Sintiéndose abrumada por su tristeza, Naya se acercó sin pensárselo dos veces y lo encaró, dando la espalda a medias al océano. David le dejó espacio, pero su mirada acongojada no cambió, lo que estrujó el corazón de la joven abogada. Sí, era cierto que en los últimos años su relación se había enfriado; pero, en su día, trabajando en el mismo bufete, tanto Sally como David y ella habían sido el grupo más unido de amigos que podía existir en Los Ángeles. No había fiesta ni carretera que se les resistiese cuando caía el sol. Vivían a tope las veinticuatro horas del día, sin pensar apenas en lo que el futuro podía depararles… ¿Cuándo se había torcido todo tanto?
—David, ¿por qué entraste a trabajar para Álex? —preguntó la muchacha entonces. David botó en el sitio, pillado por sorpresa ante aquella pregunta. Pero, ante su silencio, Naya no pudo evitarlo más—. Ayúdanos, David. Déjalo —sabía que lo que pedía era casi un suicidio para Aston; puesto que, si Mustang se enteraba de sus motivos, jamás dejaría de perseguirlo hasta hundirlo en la más absoluta miseria—. Únete a nosotros y ayúdanos a probar que Tex es inocente… Sabes que es así —insistió en voz baja—. Por favor.

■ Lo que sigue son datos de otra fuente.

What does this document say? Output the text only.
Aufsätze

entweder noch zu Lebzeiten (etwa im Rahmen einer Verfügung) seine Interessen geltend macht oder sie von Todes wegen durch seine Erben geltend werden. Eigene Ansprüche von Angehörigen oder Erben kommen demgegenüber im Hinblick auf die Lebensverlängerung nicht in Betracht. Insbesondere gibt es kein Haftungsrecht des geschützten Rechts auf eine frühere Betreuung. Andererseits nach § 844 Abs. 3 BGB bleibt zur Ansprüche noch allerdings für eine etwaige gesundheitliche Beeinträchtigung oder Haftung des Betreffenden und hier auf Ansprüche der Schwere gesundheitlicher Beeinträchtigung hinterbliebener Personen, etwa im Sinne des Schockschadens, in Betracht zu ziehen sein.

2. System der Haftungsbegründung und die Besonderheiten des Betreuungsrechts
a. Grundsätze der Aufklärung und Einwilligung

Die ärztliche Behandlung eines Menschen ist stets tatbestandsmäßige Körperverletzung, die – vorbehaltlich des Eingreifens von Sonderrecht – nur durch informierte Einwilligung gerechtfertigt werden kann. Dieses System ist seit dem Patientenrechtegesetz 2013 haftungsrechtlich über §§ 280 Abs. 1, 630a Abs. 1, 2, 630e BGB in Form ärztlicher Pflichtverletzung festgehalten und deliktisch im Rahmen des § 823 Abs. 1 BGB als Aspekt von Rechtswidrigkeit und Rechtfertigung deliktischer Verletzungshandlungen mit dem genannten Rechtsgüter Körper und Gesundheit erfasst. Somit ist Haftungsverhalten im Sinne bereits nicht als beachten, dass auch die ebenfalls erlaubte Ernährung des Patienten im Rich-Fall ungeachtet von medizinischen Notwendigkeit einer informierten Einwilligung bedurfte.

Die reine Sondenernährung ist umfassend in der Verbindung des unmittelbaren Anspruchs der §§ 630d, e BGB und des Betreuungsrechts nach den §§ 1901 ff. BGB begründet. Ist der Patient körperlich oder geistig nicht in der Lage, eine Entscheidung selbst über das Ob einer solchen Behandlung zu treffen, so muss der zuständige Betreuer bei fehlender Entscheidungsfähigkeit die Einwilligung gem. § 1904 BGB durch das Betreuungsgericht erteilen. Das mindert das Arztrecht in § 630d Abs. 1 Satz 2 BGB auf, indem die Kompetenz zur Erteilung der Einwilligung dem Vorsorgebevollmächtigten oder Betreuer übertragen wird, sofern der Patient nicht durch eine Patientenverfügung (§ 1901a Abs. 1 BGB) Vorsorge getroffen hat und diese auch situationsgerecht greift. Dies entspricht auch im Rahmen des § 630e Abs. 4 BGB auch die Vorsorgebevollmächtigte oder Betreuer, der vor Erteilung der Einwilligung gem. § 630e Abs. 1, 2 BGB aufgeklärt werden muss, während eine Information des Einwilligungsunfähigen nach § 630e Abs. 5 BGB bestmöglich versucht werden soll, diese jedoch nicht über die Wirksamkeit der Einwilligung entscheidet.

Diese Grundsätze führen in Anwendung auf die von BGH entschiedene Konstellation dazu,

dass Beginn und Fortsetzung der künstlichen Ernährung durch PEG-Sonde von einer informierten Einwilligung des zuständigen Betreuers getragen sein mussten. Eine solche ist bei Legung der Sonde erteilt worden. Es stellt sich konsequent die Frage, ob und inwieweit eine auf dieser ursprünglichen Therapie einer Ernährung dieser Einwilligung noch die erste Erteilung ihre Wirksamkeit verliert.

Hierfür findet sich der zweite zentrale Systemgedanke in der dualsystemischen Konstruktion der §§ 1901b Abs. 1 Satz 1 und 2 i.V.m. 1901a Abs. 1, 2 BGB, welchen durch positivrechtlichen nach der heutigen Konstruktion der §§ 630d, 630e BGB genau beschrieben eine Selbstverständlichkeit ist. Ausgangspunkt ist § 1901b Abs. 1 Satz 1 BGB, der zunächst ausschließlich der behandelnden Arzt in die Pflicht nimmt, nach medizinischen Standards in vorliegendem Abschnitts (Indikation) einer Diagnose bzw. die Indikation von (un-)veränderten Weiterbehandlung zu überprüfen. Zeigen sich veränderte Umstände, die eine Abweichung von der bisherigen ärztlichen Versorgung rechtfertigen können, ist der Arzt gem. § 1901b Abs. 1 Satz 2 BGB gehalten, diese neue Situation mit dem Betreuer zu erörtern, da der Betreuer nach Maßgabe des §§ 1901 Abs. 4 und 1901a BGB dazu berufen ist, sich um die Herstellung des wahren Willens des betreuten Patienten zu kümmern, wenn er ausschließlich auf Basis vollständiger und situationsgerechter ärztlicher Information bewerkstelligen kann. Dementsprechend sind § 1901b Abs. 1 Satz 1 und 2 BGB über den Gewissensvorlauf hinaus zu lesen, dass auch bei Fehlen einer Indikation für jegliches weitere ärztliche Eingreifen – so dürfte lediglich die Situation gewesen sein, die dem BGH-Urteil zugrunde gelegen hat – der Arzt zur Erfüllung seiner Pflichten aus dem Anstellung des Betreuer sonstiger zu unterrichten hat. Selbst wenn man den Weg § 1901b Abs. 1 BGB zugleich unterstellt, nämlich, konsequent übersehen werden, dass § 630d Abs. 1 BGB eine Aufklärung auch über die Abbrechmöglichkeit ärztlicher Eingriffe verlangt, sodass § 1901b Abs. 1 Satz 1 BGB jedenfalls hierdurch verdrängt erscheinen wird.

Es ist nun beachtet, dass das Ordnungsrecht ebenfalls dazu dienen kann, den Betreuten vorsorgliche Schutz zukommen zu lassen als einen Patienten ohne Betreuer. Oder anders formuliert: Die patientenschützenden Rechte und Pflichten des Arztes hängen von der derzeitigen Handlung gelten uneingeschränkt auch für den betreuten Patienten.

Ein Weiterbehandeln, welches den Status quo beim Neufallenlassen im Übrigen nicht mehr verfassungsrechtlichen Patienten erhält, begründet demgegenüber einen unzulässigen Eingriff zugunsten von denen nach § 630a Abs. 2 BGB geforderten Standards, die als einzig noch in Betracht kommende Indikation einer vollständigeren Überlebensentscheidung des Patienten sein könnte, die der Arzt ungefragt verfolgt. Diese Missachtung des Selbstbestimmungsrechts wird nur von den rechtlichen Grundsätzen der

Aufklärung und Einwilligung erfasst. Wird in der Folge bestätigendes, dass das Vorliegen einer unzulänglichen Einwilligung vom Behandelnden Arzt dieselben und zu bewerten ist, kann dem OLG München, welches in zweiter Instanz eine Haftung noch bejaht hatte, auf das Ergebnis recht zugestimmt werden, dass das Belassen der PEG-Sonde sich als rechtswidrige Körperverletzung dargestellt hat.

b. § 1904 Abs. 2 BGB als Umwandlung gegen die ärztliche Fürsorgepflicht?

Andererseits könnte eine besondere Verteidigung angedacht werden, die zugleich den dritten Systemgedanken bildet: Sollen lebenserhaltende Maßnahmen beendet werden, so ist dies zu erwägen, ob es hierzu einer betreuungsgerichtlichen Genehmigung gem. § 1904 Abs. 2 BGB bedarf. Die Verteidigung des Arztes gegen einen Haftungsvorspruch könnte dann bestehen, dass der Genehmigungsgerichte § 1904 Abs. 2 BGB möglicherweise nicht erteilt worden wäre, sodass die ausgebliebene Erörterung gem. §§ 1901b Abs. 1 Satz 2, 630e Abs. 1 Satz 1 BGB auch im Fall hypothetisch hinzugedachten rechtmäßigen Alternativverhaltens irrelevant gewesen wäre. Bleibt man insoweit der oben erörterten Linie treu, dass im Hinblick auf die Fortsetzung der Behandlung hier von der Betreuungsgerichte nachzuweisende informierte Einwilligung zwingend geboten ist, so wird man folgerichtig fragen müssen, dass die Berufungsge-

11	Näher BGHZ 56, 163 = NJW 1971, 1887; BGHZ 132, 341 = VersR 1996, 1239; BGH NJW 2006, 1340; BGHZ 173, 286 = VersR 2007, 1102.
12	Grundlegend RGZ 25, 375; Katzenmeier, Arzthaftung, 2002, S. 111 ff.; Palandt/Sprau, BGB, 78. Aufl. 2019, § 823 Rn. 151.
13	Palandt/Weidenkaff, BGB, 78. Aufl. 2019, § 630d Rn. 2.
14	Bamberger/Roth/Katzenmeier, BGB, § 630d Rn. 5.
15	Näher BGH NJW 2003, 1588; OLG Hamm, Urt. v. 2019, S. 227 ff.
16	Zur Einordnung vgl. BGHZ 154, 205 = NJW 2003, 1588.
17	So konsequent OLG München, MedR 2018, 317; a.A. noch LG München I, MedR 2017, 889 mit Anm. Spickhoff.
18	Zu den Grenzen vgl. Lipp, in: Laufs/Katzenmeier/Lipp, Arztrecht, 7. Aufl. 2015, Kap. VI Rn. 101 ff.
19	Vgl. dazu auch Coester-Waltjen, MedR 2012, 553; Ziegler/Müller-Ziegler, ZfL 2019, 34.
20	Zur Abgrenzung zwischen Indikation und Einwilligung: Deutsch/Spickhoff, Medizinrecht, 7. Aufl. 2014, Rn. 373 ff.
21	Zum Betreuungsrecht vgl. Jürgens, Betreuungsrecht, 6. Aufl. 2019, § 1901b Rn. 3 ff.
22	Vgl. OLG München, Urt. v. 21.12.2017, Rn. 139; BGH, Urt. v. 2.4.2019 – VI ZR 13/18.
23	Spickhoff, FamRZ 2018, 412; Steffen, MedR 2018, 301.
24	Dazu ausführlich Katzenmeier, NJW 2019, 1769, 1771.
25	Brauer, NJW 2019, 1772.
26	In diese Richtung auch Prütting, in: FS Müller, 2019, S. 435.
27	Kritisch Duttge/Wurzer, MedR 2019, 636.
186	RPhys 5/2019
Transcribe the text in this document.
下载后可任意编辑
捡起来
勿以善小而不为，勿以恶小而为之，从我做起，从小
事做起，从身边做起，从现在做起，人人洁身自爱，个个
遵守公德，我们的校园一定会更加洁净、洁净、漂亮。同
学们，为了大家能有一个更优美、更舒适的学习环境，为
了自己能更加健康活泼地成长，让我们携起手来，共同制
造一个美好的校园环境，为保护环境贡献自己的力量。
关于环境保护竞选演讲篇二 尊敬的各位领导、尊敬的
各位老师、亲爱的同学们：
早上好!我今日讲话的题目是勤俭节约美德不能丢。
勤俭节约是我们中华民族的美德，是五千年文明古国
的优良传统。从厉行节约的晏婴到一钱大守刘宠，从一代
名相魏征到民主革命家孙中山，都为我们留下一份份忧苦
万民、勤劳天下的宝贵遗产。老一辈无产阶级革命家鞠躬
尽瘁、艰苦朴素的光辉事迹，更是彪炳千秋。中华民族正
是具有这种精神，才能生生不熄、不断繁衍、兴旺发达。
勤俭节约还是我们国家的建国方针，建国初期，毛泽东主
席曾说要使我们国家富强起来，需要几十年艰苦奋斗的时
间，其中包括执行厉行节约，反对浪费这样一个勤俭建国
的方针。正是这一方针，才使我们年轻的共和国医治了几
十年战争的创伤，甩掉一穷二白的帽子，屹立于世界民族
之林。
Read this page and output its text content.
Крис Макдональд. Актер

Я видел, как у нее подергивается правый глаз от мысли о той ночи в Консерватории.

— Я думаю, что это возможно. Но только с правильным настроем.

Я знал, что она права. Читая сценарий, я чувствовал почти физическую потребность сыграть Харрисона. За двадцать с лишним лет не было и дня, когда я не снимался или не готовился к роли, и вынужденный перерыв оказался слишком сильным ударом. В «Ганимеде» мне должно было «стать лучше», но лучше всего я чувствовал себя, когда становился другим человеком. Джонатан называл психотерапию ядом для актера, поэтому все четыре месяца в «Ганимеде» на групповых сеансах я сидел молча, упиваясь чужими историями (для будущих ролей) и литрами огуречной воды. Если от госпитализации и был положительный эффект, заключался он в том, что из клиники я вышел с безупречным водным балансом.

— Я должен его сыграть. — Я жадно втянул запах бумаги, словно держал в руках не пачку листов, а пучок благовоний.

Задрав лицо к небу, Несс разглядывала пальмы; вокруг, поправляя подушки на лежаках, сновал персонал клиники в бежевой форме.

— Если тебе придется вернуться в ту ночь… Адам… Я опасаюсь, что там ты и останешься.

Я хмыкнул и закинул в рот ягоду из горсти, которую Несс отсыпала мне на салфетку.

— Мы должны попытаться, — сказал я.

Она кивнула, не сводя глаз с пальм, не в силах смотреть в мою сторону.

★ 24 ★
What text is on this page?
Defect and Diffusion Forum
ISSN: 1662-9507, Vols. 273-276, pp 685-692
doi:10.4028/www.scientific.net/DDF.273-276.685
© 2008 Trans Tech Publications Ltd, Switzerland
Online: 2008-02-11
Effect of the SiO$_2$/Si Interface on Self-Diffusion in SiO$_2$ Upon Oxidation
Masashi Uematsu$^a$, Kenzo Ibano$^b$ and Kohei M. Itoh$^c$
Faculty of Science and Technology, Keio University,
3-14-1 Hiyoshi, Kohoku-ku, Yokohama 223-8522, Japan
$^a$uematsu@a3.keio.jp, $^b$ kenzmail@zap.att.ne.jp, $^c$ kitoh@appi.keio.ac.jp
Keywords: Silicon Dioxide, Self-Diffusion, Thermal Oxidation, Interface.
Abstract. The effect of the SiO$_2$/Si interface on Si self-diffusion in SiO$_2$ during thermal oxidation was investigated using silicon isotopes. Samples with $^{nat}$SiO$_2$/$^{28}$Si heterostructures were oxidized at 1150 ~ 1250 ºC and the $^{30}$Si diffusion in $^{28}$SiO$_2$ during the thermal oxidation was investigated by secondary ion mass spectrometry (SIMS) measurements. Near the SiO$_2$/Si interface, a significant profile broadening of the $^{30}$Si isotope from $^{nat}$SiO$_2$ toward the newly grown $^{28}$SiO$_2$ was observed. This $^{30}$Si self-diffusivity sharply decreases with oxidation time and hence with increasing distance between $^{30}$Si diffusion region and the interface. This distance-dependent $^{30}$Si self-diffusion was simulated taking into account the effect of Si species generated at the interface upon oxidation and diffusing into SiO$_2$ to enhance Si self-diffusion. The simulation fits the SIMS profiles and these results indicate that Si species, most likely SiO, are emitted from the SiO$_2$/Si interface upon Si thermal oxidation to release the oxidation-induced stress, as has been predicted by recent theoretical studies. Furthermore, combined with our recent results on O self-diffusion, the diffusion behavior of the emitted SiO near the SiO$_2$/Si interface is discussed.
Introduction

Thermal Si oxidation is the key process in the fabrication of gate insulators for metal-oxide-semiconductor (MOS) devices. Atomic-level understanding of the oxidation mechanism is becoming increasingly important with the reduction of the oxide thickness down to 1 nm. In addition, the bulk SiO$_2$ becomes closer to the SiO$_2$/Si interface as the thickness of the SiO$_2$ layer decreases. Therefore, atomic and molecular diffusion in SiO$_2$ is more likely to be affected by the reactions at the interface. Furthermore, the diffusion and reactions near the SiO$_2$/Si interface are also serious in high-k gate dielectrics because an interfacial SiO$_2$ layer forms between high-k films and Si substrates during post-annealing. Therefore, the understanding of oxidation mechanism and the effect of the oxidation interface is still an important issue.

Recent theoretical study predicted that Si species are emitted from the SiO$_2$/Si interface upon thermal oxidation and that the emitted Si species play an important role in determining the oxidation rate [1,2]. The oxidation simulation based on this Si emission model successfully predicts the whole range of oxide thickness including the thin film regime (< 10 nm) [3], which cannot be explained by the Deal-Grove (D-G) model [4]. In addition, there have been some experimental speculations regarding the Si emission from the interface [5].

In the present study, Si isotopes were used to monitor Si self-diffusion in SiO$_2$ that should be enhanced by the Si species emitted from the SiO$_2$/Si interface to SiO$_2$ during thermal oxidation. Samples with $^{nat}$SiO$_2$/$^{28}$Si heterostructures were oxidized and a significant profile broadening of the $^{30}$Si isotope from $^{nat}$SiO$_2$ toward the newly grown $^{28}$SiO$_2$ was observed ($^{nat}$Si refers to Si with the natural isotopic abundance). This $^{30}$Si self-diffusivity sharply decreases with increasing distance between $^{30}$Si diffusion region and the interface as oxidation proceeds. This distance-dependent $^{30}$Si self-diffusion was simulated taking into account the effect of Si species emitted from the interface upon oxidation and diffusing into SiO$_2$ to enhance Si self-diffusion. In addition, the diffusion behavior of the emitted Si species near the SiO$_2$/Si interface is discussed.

Entonces, él hizo algo que no esperaba. Despacio, como si cayese en la cuenta de que aquella era una buena salida para él, David esbozó una sonrisa que acabó ampliándose hasta ocupar todo su morro. Sin embargo, no dijo nada, sino que se aproximó para besar a Naya con suavidad. Esta, tras recobrarse de la impresión inicial y devolverle el gesto con timidez, abrió los parabrisas y el capó para hablar. Pero no tuvo tiempo… Porque David se le adelantó.
—Lo siento, Nayara —pronunció en voz ronca—. De verdad que sí.
Un segundo después, las ruedas de la joven perdieron el apoyo y su chasis se precipitó ladera abajo.